I've got this odd habit where embarrassing experiences from my past just pop into my head. It's just random things where I remember that one class where I taught with my fly open, or the time I walked into the Starbucks women's bathroom, or, well, you get the picture. I'll find myself totally immersed in these painful recollections, memories that are still so embarrassing and vivid that I'll start swearing under my breath-- ironically creating more embarrassing experiences.

So a couple of months ago-- when Gavin was just a few months old and Kat's sister, Sage, had come to help us out-- I was awoken to Sage telling us that there was a man outside our door. I'm usually a calm person (paranoid but calm) but this time--maybe it was because I had just been woken-- I was freaked out. Kat gave me our junior-sized baseball bat and we all crept to the door ala Scooby-Doo style. We could hear the man outside, messing with the door handle, trying to get in. He was mumbling under his breath as he fumbled with the door. Suddenly there was a brief respite with the man's struggles. Then we heard a zip and the sound of water hitting the ground. The man was pissing on the door step.

I thought maybe the man was so cavalier that he figured he'd relieve himself before he broke into the house. Then I realized the man must be drop-dead drunk, and trying to get into what he believed was his house. Then I got angry. Maybe it was because my adrenaline was up, but isn't waking someone up and peeing on their doorstep a pretty big insult? I went to the side window and yelled out in my scariest tough guy voice "Mwo-yea-yo?" ("What are you doing?" in Korean). My problem is that through habit I still keep the polite markers on the end of my sentences-- even when a guy is pissing on my doorstep. The man came out of his drunken stupor and shambled off.

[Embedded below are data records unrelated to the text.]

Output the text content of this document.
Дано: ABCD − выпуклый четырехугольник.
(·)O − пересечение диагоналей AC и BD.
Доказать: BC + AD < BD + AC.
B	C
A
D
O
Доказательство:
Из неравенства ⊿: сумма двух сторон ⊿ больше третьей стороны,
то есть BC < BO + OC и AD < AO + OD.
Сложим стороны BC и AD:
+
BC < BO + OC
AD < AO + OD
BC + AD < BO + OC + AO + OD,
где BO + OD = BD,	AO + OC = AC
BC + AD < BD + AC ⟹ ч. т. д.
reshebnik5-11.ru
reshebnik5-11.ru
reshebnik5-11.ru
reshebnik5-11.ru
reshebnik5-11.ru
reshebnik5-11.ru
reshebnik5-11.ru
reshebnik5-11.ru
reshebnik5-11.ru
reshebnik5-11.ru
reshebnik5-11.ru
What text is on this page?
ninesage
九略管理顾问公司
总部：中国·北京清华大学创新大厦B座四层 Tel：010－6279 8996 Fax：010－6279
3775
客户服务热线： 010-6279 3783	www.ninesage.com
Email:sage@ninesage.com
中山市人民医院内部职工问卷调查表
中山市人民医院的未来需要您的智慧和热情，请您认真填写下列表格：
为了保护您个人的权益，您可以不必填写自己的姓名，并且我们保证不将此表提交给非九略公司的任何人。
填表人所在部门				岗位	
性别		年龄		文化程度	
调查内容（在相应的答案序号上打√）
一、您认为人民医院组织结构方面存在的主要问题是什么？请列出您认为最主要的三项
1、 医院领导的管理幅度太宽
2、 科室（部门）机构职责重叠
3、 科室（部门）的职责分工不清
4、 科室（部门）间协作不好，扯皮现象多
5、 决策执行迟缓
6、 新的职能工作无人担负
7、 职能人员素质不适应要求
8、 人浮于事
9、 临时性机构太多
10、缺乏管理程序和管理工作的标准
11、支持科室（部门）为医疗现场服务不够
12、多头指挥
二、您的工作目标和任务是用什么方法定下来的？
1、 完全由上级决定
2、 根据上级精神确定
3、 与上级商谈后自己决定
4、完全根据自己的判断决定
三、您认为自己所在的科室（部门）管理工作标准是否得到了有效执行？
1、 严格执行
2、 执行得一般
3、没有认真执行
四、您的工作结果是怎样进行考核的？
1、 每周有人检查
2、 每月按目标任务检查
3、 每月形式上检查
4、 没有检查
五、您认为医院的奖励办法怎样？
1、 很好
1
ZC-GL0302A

In the morning, there was a frozen piss puddle on the doorstep. I started to get angry, but then I considered the times I've embarrassed myself. The time I mistakenly ran a red light and honked at the people in front of me. The time I was waiting tables and dropped a coke in a baby carrier (there was no baby in there, thank God). Or the time I had too much to drink and vomitted in a radiator (I'm still sorry about that one Eric). I figured for all my cringes, I could suck it up, pour some hot water and salt on the piss puddle and go about my day. No need to get worked up about embarrassing experiences, be they mine or someone else's.

2 comments:

Clint Gardner said...

I see Buddha is really getting to your there in Korea.

Aside from that, I like the idea of polite markers in language. What are our polite markers in English? Upturned vocalizations at the end?

I wonder whatever happened to the dude who pissed all over your doorstep.

Now that's a great first line of a novel if I've ever heard one.

karmaking1111 said...

I think the dude is probably still wandering around, trying to find his apartment, and pissing on other people's doorsteps-- he was that drunk.

Also, we don't need polite markers. We just act polite. Did I go to far?